David bristled. “I’m trying to wrap my head around the fact that if you are innocent, why you’re not exercising your right to appeal.”
“Because my son is still dead! Back then, I was a borderline alcoholic. I’m clean in here. Not much else good about the place, but I’m sober, and I’m doing my time and trying not to think about anything else.”
It was clear that all Adam Donovan thought about was the past.
“Did anyone know about your affair?”
“No.”
“No?”
“Cindy didn’t know, if that’s what you mean.”

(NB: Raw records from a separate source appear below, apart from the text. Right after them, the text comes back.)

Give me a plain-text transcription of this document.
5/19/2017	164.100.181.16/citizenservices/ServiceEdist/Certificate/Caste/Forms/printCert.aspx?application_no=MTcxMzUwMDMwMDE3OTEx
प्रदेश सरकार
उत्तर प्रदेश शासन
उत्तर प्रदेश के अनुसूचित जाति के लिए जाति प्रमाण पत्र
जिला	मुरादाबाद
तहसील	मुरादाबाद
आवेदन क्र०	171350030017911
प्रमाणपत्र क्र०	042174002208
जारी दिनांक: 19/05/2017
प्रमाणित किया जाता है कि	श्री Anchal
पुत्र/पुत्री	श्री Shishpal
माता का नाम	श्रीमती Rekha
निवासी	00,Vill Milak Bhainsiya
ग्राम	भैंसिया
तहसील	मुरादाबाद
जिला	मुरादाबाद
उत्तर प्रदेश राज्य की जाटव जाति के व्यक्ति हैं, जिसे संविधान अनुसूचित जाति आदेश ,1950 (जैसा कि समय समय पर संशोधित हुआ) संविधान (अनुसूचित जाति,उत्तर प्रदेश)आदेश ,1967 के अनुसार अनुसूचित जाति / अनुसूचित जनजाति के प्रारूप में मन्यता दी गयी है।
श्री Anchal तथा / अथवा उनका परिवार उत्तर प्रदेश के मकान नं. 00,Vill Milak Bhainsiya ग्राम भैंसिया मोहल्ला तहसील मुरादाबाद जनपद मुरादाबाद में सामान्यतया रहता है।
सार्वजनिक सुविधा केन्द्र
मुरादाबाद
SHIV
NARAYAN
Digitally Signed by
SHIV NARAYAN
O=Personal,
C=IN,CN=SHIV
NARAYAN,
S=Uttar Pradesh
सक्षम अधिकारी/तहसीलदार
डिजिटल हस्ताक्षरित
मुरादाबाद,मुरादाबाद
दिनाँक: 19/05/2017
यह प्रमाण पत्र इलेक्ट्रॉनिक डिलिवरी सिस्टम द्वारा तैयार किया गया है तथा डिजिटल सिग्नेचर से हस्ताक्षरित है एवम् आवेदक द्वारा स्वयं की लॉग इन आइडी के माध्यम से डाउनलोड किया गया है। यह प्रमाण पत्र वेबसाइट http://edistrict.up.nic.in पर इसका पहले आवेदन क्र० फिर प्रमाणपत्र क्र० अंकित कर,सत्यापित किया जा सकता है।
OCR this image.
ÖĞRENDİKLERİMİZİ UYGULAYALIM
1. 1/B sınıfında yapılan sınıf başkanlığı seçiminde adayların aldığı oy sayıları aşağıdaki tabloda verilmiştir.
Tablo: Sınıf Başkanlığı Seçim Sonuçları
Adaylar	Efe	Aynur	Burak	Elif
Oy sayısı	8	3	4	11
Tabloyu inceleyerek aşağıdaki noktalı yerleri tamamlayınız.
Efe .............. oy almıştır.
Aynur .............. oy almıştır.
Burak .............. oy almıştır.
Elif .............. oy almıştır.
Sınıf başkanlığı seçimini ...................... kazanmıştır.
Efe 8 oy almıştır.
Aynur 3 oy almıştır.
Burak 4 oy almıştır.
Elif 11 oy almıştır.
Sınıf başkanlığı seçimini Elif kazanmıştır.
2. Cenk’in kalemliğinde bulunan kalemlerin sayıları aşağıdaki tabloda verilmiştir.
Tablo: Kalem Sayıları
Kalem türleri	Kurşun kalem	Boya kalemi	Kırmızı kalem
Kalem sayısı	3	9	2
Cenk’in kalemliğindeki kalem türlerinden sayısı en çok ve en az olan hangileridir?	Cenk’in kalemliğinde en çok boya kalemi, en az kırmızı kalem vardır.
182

“Cheating spouses always think that.”
“If she’d known, she wouldn’t have been so vindictive on the stand. She really believes I killed my son so that I could run off with Amy. Yes, I wanted a divorce because Cindy and I argued every fucking day about every fucking thing. That wasn’t good for Chris. I drank too much because I didn’t know what else to do. Amy was a distraction and she didn’t scream at me. We talked more than we screwed. Cindy wasn’t a bad person, she loved Chris, just like I did. Her parents had divorced when she was twelve and she had it in her head that we had to make it work for Chris. We tried … God, we tried. We even went to marriage counseling. But it had been a mistake from the beginning. We were just too young and stupid to see it.”
“So you and Amy discreetly had an affair for a year.”
“Yes.”
“You worked together.”
“We both worked for the same software company, I was in IT and she was in human resources.”
An idea came to David, but he filed it away to follow up on later.
“It came out in the trial that Chris was drugged prior to being suffocated.”